Live album by The Spinners
- Released: 1975
- Recorded: March 5, 1975
- Venues: Latin Casino, Cherry Hill, New Jersey, United States
- Genre: Soul
- Length: 66:19
- Language: English
- Label: Atlantic
- Producer: Thom Bell

The Spinners chronology
| New and Improved (1974) | Spinners Live! (1975) | Pick of the Litter (1975) |

= Spinners Live! =

Spinners Live! is a 1975 live album from American soul act The Spinners. The release was a modest commercial success and has received positive critical assessment.

==Reception==
The editors of AllMusic Guide scored Spinners Live! four out of five stars, with reviewer Andrew Hamilton particularly praising the compact disc re-release for its sound quality, summing up his review that this release is "a good, if not great, live album where the highs make up for the lows".

==Track listing==
1. "Fascinating Rhythm" (George Gershwin and Ira Gershwin) – 2:34
2. "I've Got to Make It on My Own" (Bruce Hawes and Charles Simmons) – 4:04
3. "Living a Little, Laughing a Little" (Thom Bell and Linda Creed – 4:38
4. "One of a Kind (Love Affair)" (Joseph Jefferson) – 3:36
5. "Then Came You" (Sherman Marshall and Phillip T. Pugh) – 4:01
6. "Sadie" (Hawes, Jefferson, and Simmons) – 7:33
7. "How Could I Let You Get Away" (Yvette Davis) – 7:06
8. "Could It Be I'm Falling in Love" (Melvin Steals and Mervin Steals) – 4:26
9. Superstar Medley – 11:31
    - "It's Not Unusual" (Gordon Mills and Les Reed)
    - "Don't Mess with Bill" (Smokey Robinson)
    - "Paper Doll" (Johnny Black)
    - "Stop!
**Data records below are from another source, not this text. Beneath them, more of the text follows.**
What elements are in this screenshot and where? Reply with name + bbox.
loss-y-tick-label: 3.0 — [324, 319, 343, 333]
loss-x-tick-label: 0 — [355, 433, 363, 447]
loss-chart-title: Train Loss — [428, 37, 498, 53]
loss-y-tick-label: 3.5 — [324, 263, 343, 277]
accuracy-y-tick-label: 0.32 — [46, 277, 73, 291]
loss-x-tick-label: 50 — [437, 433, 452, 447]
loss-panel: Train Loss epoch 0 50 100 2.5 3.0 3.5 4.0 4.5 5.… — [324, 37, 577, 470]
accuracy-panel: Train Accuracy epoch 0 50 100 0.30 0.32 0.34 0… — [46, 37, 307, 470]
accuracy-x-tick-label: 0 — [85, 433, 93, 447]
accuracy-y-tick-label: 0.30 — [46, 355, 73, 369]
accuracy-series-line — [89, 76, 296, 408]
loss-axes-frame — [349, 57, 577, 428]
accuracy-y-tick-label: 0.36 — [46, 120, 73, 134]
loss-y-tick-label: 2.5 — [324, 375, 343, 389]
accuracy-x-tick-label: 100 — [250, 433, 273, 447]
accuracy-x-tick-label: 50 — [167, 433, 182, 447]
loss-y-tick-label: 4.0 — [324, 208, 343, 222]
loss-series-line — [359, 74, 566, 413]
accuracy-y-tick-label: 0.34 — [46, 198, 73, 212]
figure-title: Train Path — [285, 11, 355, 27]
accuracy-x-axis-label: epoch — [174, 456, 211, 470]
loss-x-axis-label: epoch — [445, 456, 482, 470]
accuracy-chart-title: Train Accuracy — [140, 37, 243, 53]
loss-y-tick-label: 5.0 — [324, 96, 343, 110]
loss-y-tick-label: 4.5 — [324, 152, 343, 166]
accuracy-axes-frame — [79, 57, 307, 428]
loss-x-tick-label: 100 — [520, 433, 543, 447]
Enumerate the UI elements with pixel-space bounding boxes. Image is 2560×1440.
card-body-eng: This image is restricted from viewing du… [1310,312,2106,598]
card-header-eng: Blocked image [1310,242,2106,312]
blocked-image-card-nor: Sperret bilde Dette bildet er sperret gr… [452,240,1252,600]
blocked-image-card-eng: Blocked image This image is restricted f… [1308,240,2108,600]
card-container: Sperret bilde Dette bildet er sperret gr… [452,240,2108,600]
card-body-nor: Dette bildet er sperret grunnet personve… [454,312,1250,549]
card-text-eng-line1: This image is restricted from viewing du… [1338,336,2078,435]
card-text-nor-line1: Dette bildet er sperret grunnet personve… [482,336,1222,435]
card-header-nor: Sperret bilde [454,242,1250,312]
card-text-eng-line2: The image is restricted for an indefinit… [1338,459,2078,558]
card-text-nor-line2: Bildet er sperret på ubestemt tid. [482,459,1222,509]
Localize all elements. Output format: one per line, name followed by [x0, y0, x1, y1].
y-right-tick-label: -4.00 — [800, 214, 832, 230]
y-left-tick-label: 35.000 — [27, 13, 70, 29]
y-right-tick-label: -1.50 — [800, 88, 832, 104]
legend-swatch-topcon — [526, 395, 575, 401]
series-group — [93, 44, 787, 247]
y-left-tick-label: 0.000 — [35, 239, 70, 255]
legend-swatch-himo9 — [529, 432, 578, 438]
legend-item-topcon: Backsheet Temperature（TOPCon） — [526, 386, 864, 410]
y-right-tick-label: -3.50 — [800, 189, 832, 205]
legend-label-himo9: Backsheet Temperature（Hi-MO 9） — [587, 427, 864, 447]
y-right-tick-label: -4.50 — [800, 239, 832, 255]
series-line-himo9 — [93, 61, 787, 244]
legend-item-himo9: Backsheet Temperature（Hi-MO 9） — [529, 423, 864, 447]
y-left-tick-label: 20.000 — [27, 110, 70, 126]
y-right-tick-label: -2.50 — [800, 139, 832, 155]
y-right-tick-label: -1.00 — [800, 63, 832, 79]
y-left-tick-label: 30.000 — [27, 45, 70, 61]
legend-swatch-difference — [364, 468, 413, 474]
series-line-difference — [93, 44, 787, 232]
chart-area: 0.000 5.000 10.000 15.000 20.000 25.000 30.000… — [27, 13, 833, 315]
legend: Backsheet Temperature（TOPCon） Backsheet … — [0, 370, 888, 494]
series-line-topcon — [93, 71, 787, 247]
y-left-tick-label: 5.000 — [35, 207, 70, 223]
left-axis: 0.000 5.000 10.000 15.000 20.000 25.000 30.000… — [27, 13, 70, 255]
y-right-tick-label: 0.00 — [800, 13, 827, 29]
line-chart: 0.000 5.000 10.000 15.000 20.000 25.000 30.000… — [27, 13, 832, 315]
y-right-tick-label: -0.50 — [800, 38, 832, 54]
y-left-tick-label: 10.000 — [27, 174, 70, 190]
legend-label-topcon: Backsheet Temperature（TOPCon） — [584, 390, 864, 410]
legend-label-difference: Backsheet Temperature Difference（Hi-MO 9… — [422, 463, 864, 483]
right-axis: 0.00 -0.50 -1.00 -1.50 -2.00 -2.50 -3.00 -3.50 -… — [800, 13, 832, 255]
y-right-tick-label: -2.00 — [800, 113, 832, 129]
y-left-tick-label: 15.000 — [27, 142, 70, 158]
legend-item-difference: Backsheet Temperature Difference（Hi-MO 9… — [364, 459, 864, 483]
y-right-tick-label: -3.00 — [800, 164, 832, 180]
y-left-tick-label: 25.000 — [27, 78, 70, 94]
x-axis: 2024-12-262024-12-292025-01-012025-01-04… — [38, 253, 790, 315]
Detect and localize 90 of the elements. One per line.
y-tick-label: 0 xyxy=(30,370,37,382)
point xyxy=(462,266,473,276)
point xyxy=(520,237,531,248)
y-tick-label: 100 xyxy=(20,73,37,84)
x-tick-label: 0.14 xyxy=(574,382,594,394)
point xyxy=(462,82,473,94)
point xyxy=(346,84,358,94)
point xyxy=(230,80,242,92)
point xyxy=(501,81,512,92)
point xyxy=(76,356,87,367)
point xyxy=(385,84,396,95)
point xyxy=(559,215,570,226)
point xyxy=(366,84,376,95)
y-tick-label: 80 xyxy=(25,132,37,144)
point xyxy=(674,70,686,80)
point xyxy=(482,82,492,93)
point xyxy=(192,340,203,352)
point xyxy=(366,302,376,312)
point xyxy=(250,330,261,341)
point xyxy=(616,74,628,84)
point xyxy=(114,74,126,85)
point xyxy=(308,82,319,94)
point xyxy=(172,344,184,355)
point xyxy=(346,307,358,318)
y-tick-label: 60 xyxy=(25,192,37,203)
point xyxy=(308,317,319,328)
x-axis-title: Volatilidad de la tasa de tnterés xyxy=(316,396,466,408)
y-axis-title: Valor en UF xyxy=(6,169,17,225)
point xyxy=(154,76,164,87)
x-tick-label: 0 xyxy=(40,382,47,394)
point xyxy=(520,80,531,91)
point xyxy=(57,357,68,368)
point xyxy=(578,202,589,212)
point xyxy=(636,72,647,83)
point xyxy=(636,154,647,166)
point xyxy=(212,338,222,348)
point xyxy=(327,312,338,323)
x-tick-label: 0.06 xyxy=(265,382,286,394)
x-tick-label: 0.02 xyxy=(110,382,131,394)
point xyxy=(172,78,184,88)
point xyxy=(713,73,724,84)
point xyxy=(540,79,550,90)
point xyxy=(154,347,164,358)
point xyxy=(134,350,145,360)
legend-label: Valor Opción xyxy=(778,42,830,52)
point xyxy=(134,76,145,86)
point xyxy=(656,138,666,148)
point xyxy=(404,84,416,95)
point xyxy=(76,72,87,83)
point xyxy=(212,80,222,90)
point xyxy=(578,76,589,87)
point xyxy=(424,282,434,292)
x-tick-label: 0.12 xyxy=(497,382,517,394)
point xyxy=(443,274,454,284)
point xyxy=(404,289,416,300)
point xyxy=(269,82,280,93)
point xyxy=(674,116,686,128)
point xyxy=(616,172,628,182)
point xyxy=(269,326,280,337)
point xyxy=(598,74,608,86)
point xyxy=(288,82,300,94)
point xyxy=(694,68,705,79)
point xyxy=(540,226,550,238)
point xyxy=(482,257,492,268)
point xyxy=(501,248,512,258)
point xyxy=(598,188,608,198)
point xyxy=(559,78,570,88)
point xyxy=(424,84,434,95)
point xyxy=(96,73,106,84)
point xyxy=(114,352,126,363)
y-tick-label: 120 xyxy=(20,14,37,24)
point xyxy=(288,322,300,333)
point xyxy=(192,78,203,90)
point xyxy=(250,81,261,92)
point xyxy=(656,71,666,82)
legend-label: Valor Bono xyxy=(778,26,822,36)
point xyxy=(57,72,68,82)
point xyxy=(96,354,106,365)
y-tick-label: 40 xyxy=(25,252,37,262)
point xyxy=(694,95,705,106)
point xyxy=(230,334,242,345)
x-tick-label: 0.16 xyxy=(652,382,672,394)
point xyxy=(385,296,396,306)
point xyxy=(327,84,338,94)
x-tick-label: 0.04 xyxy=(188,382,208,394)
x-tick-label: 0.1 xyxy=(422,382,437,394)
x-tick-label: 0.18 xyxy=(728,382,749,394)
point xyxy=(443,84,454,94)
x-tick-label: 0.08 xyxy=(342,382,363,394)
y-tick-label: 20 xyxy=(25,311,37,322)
In the Name of Love" (Holland–Dozier–Holland)
    - "If I Didn't Care" (Jack Lawrence)
    - "Hound Dog" (Jerry Leiber and Mike Stoller)
    - "Hello Dolly" (Jerry Herman)
10. "Love Don't Love Nobody" (Part 1) (Jefferson and Simmons) – 4:51
11. "Love Don't Love Nobody" (Part 2) (Jefferson and Simmons) – 4:48
12. "Mighty Love" (Hawes, Jefferson, and Simmons) – 8:02

Note: songs 10 and 11 are a single track on the compact disc release.

==Personnel==

The Spinners
- Henry Fambrough – tenor/baritone vocals
- Billy Henderson – tenor/baritone vocals
- Pervis Jackson – bass vocals
- Bobby Smith – tenor/baritone vocals
- Philippé Wynne – tenor/baritone vocals
Additional musicians (see MFSB)
- Linda Creed – vocals on "Then Came You"
- Bill Neale – guitar
- Ted Smith – drums
- Rodney Vorhis – bass guitar
- Rodney Stepp – piano, organ
- Larry Washington – congas, percussion
- Tommy Williams – guitar
Technical personnel
- Thom Bell – production
- Ken Duncan – mastering at Kendun Recorders
- Jim Gaines – mixing engineering
- Jim "Reds" Gallagher – recording engineering
- John Golden – mastering on CD re-release
- Maurice King – arrangement, conducting
- Win Koots – mixing engineering
- Don Murray – recording engineering
- Eric Porter – photography
- Mark "Bear" Porter – liner notes
- PorterWagnerDesign – design on CD re-release
- William Rawley – photography
- Joe Tarsia – recording engineering
- Ilene Wagner – photography
- Wayne Wilfong – engineering

==Sales and chart performance==
Domestically, Spinners Live! reached 20 on the Billboard 200 and fourth place on the R&B charts. In Canada, it topped out at 72, according to RPM. The album was certified gold by March 1976. Billboard ranked this album the 35th best-selling soul album of 1976.